Durante quelle ultime miglia Legolas provò a carpire qualche novità sul suo regno da cui era stato lontano per quasi due anni, ma le risposte di Haldir furono evasive limitandosi a dire che quello fosse compito del padre non il suo. Adamante invece sembrava sempre più disorientata, guardava ciò che la circondava esaminando la foresta attorno a sé, pur mantenendo la sua curiosità a bada indispettita per l’intollerabile diffidenza che subiva da parte degl’altri elfi. Era timorosa di non essere accettata per la contaminazione subita dalle Ombre e dai loro insegnamenti, il suo essere così differente si stava verificando anche in quel mondo che doveva appartenerle. Tornò a sentirsi estranea. Legolas aveva avvertito la preoccupazione che stava diventando padrona della ragazza e provò a calmarla con piccoli gesti di puro affetto e stima, come brevi ma intensi sguardi, o l’insistere nell’affiancarla nella marcia solo per poterle stare accanto e sussurrarle di tanto in tanto parole rasserenanti.

Dopo un giorno e mezzo con andatura media giunsero infine in un posto che della meraviglia possedeva il significato vero e proprio. Un lungo ponte attraversava le acque dove il Fiume Selva, conosciuto come Taurduin, si univano a quelle impetuose e scure del Fiume Incantato. In  fondo un portone finemente forgiato dalle sapienti mani dei fabbri elfici si apriva ad una grande caverna infossata nell’erto pendio dove grandi faggi assorbivano direttamente dal fiume il loro nutrimento (rif. per la descrizione del palazzo di Thranduil “Lo Hobbit”  Cap. IX “La botte piena, la guardia ubriaca” ). Lasciarono i propri destrieri alle cure di alcuni elfi che li attendevano fuori dei cancelli del palazzo, per entrare da soli e a piedi nei cunicoli ben areati del palazzo, dove i canti dei Priminati riecheggiavano soavemente vibrando sulle pareti.

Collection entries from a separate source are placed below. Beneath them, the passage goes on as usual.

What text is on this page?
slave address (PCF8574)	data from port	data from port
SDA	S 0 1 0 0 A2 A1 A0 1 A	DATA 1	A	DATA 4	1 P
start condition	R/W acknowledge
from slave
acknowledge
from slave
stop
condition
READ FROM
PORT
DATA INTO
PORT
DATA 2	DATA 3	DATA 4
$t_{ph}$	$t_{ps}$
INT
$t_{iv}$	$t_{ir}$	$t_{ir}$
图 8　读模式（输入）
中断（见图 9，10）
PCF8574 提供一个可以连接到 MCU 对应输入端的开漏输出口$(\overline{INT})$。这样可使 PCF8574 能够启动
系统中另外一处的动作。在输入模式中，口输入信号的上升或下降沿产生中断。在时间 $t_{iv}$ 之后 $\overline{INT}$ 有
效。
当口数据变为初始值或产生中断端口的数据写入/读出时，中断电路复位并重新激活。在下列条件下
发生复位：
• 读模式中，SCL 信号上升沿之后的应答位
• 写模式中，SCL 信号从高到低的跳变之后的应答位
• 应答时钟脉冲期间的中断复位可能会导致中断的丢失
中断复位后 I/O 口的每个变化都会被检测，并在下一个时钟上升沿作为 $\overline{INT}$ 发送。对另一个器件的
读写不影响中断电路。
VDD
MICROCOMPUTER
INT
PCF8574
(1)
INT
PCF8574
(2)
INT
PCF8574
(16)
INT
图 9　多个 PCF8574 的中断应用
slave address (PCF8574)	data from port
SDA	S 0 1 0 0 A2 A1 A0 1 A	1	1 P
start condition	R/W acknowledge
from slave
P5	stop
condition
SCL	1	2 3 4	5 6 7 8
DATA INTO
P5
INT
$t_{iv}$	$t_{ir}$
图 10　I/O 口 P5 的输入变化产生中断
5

Adamante sentiva il suo cuore aumentare i battiti assecondando l’avvicinarsi al regno degl’Elfi Silvani. Trovò a chiedersi quante volte suo padre avesse mai oltrepassato quel cancello, attraversato quei cunicoli e battuta la stessa terra. Una debole lacrima tremula prese a scenderle sulla gota e la freddezza iniziale con cui era stata accolta, ora, era del tutto vanificata. Quella era la sua casa, una casa lontana che non aveva mai avuto il piacere di condividere con colui che amava e da cui era stata amata, era quella casa che le sembrava un miraggio fino a pochi istanti prima quando l’immagine di suo padre prese posto nella sua mente. Eppure non era libera di commuoversi, presto avrebbe conosciuto il Re non poteva mostrare quella sua piccola debolezza e si affrettò ad asciugarla con il dorso della mano. Ma quell’elfo seduto su di un trono in legno in fondo alla sala dai pilastri scolpiti nella viva roccia, aveva notato il baluginare della rugiada sulla guancia della ragazza. La figura imponente di Thranduil era perfetta nella sua impostazione, come se anch’egli fosse scolpito nel legno. Sulla fronte una corona d’argento ritraeva foglie e bacche tipicamente autunnali e piccole gemme trasparenti illuminavano ancor di più il pregiato manufatto sulla sua testa. Gli occhi grigi scrutavano attentamente i due giunti ma erano più concentrati sul figlio a cui stava riservando un sorriso soddisfatto per la gloria che portava seco.  Accanto a lui, sulla sinistra in piedi, una splendida signora Elfica osservava con occhi empi di commozione la loro entrata. Era alta ed assai bella, capelli bruni ad incorniciare un volto dall’incarnato pallido non segnato dal tempo come avrebbe dovuto, tranne che nella immensa profondità dello sguardo dove una mite saggezza risiedeva stabile. Altri elfi si trovavano a circondare la sala, popolandola discretamente con dolci canti ad allietare le orecchie dei sovrani.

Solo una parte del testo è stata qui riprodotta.